Washington — As Democratic politicians and news-media commentators focus for the first time in the presidential campaign on the question of Ronald Reagan's age, political experts say they expect this to be a factor in the election only if the President does poorly in the second debate with Democratic candidate Walter Mondale.
''You will not hear Democrats saying that Reagan is too old to do the job, but it will be there at the whispering level,'' says Austin Ranney of the American Enterprise Institute.
The President himself has gone on the offensive. Responding to a question as he departed for a campaign swing Wednesday, Reagan said he ''wasn't tired'' in the debate and ''if I had had as much makeup'' as Mondale in that television encounter, ''I'd look younger, too.''
Meanwhile, the White House physician, Dr. Daniel Ruge, pronounced the President's health to be ''excellent.''
Experts agree that it is not chronological age that is at issue but whether the President is evidencing signs of decline.
It is not unusual for the President to hesitate or falter in an unscripted event, such as a news conference. The debate was the first time he performed at such length without a prepared text.
But age is a potential concern in the minds of voters, says Professor Ranney. ''If Reagan performs as badly in the second debate as he did in the first, the speculation will be redoubled and it would become a factor if not an issue in the election. If he handles himself well, that would be a good development that would quiet things down.''
''Suddenly the expectation level for Reagan has changed,'' comments Curtis Gans of the Committee for the Study of the American Electorate. ''Now he has to hold up in the debate. The perception in the first debate was of a person who was old and not in control of his memory. If that is reinforced by the second debate, age could become an issue.''
Since the Mondale-Reagan encounter in Louisville, the subject of age has received conspicuous attention in the news media. It has been discussed on television news programs and by commentators. The Wall Street Journal this week ran a front-page story on whether the President was showing his age. All these reports flowed from Reagan's performance on Sunday.
Some observers, however, believe the issue is being overstated. The significance of the debate lies not in how poorly the President did, they say, but in the fact that Mondale unexpectedly did so well. Moreover, polls do not yet show that even if Reagan supporters thought Mondale won the debate, they would change their vote in November.
''Reagan's leadership image is very strong, and it will take a lot to overcome that,'' says Andrew Kohut, president of the Gallup organization. ''The Democrats may latch on to this, but I can't see it as being an effective approach, because our polls traditionally have shown that people have not seen Reagan as hard-working but as someone with his own style in getting things done and affecting the course of national events.''
John Sears, a former Reagan political adviser, suggests that the debate may have jarred some people, but not enough to work against Reagan at the polls. ''I've never seen a situation where age is enough to do a man in,'' he says. ''People are interested in competence. The Eisenhower situation in the 1956 election was worse. He had had a heart attack and his speech was flawed. Obviously it did not hurt him a bit.''
Officially, the Mondale campaign is staying clear of the age issue. Mondale will not capitalize on it, spokesmen say. But Democrats, including House Speaker Thomas P. O'Neill Jr. and Rep. Tony Coelho (D) of California, have remarked that Reagan looked tired in the debate and that age was now a campaign factor.

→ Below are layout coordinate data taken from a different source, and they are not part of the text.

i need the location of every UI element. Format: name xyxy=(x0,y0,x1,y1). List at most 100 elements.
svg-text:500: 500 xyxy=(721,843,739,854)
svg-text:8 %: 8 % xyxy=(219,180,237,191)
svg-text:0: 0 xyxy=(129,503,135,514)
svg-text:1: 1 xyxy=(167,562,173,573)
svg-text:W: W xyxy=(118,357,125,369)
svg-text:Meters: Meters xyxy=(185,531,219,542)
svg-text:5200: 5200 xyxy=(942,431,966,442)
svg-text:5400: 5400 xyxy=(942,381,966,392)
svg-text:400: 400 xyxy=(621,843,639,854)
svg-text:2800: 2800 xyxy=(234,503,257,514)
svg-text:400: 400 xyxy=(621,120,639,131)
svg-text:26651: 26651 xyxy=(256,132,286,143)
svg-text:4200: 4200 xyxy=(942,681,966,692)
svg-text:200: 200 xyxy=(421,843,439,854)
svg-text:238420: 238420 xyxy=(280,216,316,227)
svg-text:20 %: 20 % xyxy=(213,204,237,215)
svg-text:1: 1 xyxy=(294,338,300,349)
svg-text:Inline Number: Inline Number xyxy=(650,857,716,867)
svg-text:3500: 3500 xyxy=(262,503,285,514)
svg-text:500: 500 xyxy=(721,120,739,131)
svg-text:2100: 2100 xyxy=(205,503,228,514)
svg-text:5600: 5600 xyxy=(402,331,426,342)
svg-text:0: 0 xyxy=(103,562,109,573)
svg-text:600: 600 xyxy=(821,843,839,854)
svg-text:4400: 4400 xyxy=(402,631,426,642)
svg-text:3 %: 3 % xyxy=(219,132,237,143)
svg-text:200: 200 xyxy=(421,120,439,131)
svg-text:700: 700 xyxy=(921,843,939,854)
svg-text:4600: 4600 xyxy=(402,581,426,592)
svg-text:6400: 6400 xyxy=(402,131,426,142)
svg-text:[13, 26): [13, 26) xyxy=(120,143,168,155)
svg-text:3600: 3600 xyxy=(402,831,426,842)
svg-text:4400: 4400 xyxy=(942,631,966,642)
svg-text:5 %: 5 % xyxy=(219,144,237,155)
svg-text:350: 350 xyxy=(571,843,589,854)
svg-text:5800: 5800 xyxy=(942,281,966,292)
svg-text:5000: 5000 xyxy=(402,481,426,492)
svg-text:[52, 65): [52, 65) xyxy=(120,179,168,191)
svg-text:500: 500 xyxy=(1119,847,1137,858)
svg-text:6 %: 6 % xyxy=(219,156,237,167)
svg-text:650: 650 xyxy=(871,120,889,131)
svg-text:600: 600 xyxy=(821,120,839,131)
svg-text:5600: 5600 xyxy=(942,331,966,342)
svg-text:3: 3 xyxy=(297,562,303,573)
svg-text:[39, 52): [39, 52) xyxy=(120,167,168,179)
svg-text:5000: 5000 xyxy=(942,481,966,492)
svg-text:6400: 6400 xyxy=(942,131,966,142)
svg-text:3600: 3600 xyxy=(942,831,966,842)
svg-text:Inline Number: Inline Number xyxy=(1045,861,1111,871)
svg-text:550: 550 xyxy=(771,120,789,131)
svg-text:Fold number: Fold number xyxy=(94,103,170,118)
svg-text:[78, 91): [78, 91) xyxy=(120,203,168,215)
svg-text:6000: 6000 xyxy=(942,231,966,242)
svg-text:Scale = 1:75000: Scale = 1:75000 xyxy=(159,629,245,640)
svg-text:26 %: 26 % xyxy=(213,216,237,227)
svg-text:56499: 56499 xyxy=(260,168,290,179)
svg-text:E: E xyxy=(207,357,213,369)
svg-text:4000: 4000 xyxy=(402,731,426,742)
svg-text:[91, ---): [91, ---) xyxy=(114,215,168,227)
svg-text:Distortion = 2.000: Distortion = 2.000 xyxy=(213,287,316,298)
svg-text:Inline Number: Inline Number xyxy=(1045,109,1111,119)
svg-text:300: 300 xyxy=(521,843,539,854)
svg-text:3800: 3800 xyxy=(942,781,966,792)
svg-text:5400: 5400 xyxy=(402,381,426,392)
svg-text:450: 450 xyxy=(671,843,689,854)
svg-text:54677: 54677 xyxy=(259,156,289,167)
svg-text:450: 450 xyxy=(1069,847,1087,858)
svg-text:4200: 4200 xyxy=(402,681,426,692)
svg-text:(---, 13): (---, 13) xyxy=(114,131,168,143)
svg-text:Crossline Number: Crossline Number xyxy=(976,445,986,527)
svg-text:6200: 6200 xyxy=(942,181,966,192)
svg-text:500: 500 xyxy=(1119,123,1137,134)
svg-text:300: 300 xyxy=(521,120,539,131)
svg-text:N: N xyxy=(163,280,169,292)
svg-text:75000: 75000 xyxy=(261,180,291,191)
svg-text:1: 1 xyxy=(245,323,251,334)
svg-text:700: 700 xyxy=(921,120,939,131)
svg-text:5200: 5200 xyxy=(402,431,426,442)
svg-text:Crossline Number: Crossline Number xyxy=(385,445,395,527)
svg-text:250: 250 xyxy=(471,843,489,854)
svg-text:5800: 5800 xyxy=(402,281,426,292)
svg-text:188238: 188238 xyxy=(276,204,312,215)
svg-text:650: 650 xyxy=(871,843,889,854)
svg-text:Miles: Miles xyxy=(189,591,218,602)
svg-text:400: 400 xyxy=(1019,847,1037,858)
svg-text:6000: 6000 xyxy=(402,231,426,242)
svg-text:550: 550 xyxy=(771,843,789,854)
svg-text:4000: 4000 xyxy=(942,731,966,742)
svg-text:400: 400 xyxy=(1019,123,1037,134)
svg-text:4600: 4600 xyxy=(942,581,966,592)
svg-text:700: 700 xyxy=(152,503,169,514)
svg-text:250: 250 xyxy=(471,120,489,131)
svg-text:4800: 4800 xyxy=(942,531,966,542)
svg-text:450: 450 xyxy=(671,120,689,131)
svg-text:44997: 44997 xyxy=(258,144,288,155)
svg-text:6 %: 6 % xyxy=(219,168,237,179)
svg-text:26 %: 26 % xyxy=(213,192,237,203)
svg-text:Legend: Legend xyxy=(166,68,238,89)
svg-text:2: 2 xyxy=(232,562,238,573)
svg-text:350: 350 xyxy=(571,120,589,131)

Ann Lewis, political director of the Democratic National Committee, states that every report coming in from the field since the debate indicates that the public is becoming concerned about Reagan's abilities and competence. ''It's out there and it's starting to come out in the polls,'' she says. ''It's an increasing topic of concern - even older people are raising it and being more open.''
Even while they may be quietly pleased by the emergence of an issue that could work on Mondale's behalf, Democratic leaders stress that the issue could backfire on their campaign. They feel that their party has been in the forefront of dropping age barriers to employment and fighting discrimination. ''So this could cut against the Democrats as well,'' says a Mondale campaign official. ''There are a lot of senior citizens who are very sensitive about being asked to step aside from their jobs because of age.''
White House advisers and Reagan campaign officials say the Democrats should not make age an issue, because it isn't true. They maintain that the President is vigorous and strong, and will turn in a good performance in the upcoming Kansas City debate.
But there is an underlying unease at the White House and among many Republicans.